We now add arbitrary vectors to turn this set of eigenvectors into a Basis of $V$. We can now represent every eigenvector with coordinates based on this basis such that there's only one value unequal to zero within the coordinate tuple, and the rest is zero. (But this is not entirely true, if we got an eigenvector from a 2-dimensional eigenspace, there might be two values unequal to zero, making the proof more complicated..).
When we now add vectors of different eigenspaces together, we'll get a vector in which a certain combination of coordinate-tuple values will be unequal to zero, and that combination will cause it to not fit into any of the eigenspaces 
(for example: we take $v$ from the eigenspace where the first coordinate is unequal to zero, and we take $w$ from the eigenspace where the second coordinat eis unequal to zero. We get a vector $v+w$ where the first and the second coordinate are unequal to zero, but since the vector with first coordinate unequal to zero is in one eigenspace, and the vector with second coordinate unequal to zero is in another, we don't have any eigenspace to put this vector into, thus making it not an eigenvector)
The question
I've given an informal idea on how to prove this above. Is that proof correct? What's a good way to express those thoughts mathematically? Are there any easier, more concise ways of proving the above statement?

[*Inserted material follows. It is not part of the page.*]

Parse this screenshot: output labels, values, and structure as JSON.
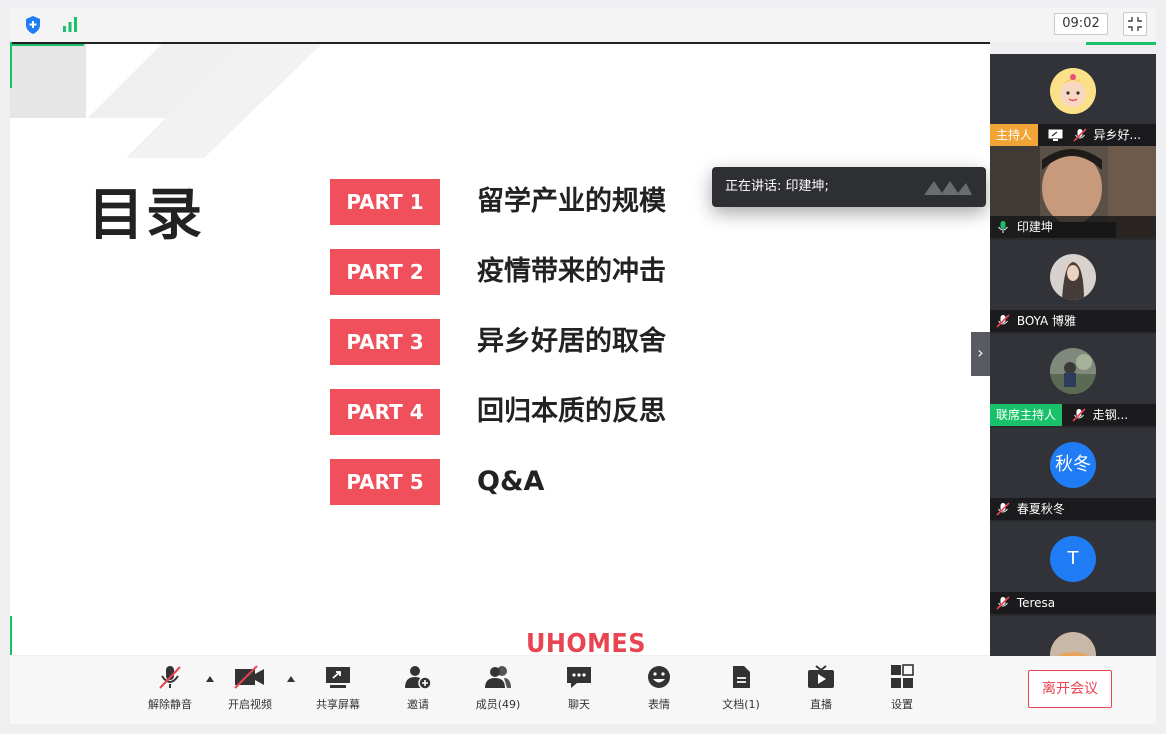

 A: It's way too complex, in my opinion. You can have a proof by contradiction, which doesn't require using any basis. Here's a hint how to obtain it:
Let $u$ be an eigenvector for the eigenvalue $\lambda$, $v$ an eigenvector for the eigenvalue $\mu$ ($\lambda_ \mu$).
Now suppose $u+v$ is an eigenvector for some eigenvalue $\nu$. Translate all these hypotheses to obtain a non-trivial linear relation between $u$ and $v$, contradicting your remark that $u$ and $v$ are linearly independent if $\lambda\ne \mu$.
A: I think this can be done much more simply:
We have
$fv = \mu_v v, \tag 1$
$fw = \mu_w w, \tag 2$
with
$\mu_v \ne \mu_w; \tag 3$
we conclude from (3) that $v$ and $w$ are linearly independent.  Now suppose
$f(v + w) = \mu(v + w) = \mu v + \mu w; \tag 4$
we also have
$f(v + w) = fv + fw = \mu_v v + \mu_w w; \tag 5$
these two equations yield
$\mu v + \mu w = \mu_v v + \mu_w w \Longrightarrow (\mu - \mu_v)v + (\mu - \mu_w)w = 0; \tag 6$
now the linear independence of $v, w$ implies that
$\mu - \mu_v = \mu - \mu_w = 0 \Longrightarrow \mu_v = \mu = \mu_w, \tag 7$
in contradiction to (3); thus $v + w$ cannot be an eigenvector of $f$.  $OE\Delta.$